CK, can I come and work for you please?
Re the OP – there are good and bad energy saving lightbulbs. We have had some that failed easily but they’ve now gone, and it’s been 3 years or so since any failure.
igmFull MemberMolgrips – agreed biomass and biofuels are options – but in this country and at present sustainable biomass normally means wood (though there are some bioethanol installations – which I think means vodka burners) and I’m thoroughly unconvinced by biofuels.
molgripsFree MemberAt present, yes. Can’t wait for cellulosic ethanol myself. Seems like big potential there, since cellulose is not in short supply.
ElfinsafetyFree MemberIt’s probably cheaper and more efficient to heat your home by burning fivers than it is to use electric lightbulbs.
Go on then; you do a test, see if that is true. Then report back to us.

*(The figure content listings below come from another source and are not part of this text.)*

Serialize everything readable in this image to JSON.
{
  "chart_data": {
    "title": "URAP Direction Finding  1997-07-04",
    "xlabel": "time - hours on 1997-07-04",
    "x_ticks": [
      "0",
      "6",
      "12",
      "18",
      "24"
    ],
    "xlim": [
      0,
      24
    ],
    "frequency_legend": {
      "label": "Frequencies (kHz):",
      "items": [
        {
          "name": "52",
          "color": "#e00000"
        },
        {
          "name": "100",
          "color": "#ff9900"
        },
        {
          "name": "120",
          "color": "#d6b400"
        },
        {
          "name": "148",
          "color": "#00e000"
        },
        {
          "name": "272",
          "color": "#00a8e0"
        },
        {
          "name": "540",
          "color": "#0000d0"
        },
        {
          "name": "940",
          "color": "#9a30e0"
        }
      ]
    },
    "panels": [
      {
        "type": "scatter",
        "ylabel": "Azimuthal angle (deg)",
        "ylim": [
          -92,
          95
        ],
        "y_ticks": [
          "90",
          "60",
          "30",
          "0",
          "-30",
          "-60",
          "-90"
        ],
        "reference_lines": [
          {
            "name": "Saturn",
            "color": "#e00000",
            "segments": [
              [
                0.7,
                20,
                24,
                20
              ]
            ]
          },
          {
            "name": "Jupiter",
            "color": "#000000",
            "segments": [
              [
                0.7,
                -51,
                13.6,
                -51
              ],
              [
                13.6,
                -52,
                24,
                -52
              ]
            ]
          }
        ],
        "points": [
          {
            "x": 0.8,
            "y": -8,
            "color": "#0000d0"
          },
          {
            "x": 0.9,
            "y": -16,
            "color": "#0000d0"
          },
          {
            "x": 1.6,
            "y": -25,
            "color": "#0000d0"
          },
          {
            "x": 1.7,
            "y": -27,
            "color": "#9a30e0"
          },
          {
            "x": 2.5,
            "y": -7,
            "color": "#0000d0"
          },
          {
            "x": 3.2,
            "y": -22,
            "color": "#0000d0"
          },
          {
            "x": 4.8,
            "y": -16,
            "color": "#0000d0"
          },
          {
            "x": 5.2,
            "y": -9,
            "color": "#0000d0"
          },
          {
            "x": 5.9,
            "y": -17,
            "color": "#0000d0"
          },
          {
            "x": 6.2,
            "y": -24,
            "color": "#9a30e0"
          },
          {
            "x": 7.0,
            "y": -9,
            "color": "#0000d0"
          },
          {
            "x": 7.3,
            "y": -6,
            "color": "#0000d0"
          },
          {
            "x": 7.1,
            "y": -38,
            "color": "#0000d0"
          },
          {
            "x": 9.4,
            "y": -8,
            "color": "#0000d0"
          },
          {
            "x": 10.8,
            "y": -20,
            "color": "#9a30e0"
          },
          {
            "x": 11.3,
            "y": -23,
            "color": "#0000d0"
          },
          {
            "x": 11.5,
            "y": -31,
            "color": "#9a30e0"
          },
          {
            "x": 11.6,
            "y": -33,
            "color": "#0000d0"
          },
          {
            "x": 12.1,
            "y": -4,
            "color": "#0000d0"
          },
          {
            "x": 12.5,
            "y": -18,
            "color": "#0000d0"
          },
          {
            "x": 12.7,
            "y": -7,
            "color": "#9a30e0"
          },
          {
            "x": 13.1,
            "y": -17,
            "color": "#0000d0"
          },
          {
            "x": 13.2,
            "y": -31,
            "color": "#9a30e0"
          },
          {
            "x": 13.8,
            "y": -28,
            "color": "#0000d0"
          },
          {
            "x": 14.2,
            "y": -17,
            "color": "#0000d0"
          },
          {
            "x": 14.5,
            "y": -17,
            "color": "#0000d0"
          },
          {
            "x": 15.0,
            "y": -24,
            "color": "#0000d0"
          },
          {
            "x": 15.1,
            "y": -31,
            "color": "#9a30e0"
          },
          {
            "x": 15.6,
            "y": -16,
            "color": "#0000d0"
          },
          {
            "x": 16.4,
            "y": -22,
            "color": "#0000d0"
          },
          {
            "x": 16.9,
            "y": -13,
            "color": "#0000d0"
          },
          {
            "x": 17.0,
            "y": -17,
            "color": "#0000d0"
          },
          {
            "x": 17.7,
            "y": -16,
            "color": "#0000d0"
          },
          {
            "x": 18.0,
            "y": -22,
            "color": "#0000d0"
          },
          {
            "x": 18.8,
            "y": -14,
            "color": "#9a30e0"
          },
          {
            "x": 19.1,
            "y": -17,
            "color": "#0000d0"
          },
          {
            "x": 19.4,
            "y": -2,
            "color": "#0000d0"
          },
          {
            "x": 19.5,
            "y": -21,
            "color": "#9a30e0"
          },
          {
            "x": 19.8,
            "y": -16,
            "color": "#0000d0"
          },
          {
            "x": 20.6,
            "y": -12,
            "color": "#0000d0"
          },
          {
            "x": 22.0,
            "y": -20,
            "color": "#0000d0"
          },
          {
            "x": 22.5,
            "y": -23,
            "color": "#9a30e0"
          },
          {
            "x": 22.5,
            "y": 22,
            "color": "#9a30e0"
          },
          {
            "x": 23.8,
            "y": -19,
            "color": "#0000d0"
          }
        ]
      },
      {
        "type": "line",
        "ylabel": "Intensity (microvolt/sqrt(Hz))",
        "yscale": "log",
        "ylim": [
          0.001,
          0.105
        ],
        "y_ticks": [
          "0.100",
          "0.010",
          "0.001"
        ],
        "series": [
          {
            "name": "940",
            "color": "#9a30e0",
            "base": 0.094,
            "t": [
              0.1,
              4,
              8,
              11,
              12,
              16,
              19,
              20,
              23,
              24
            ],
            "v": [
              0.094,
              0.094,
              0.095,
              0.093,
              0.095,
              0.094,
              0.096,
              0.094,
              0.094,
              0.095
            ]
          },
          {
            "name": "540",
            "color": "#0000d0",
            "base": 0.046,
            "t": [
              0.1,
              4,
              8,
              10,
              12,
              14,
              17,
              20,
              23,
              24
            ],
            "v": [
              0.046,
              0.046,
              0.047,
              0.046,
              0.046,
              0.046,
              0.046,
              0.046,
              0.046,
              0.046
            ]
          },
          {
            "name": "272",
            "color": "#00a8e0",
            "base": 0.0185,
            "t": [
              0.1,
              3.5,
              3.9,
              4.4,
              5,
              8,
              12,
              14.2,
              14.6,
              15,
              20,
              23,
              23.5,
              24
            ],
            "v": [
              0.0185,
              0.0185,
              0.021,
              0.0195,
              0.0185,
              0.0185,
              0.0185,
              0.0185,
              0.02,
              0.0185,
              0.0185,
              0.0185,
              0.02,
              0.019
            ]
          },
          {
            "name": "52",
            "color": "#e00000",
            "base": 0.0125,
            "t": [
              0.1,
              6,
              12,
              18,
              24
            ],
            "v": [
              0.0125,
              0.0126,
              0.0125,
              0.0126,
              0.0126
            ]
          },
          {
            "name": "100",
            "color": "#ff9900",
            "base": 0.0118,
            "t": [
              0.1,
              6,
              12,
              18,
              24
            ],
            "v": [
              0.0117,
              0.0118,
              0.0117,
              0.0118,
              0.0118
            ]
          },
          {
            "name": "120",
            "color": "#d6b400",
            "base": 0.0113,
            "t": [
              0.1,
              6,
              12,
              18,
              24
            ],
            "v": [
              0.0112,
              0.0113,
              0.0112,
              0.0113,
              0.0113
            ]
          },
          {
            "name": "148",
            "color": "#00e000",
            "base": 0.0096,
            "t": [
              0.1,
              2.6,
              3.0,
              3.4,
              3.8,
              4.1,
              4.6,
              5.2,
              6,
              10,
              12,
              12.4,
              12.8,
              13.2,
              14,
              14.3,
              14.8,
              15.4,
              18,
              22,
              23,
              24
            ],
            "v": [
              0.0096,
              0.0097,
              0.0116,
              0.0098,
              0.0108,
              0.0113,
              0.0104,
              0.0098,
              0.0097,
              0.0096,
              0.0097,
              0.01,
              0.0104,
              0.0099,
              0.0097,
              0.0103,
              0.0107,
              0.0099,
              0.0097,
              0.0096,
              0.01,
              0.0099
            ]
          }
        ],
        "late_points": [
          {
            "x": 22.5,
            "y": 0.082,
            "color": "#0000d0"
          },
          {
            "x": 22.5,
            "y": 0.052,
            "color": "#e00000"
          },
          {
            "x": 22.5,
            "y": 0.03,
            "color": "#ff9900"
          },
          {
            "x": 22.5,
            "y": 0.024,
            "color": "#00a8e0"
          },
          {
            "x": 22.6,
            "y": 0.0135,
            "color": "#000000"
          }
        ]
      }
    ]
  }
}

Energy saving bulbs have improved loads, but what pisses me off is the price of dimmable ones compared to standard ones. I figured the cost of old-fashioned bulbs and leccy was actually a lot less over time than buying dimmable ‘energy savers’, so I’ve stockpiled some old 100W bulbs. 30p a bulb. Given that an old-fashioned one will last what, couple of years? 30x30p=£9 so still cheaper than a flippin’ ES bulb.
Energy Saving? No thanks I’d rather save my money. Fascists.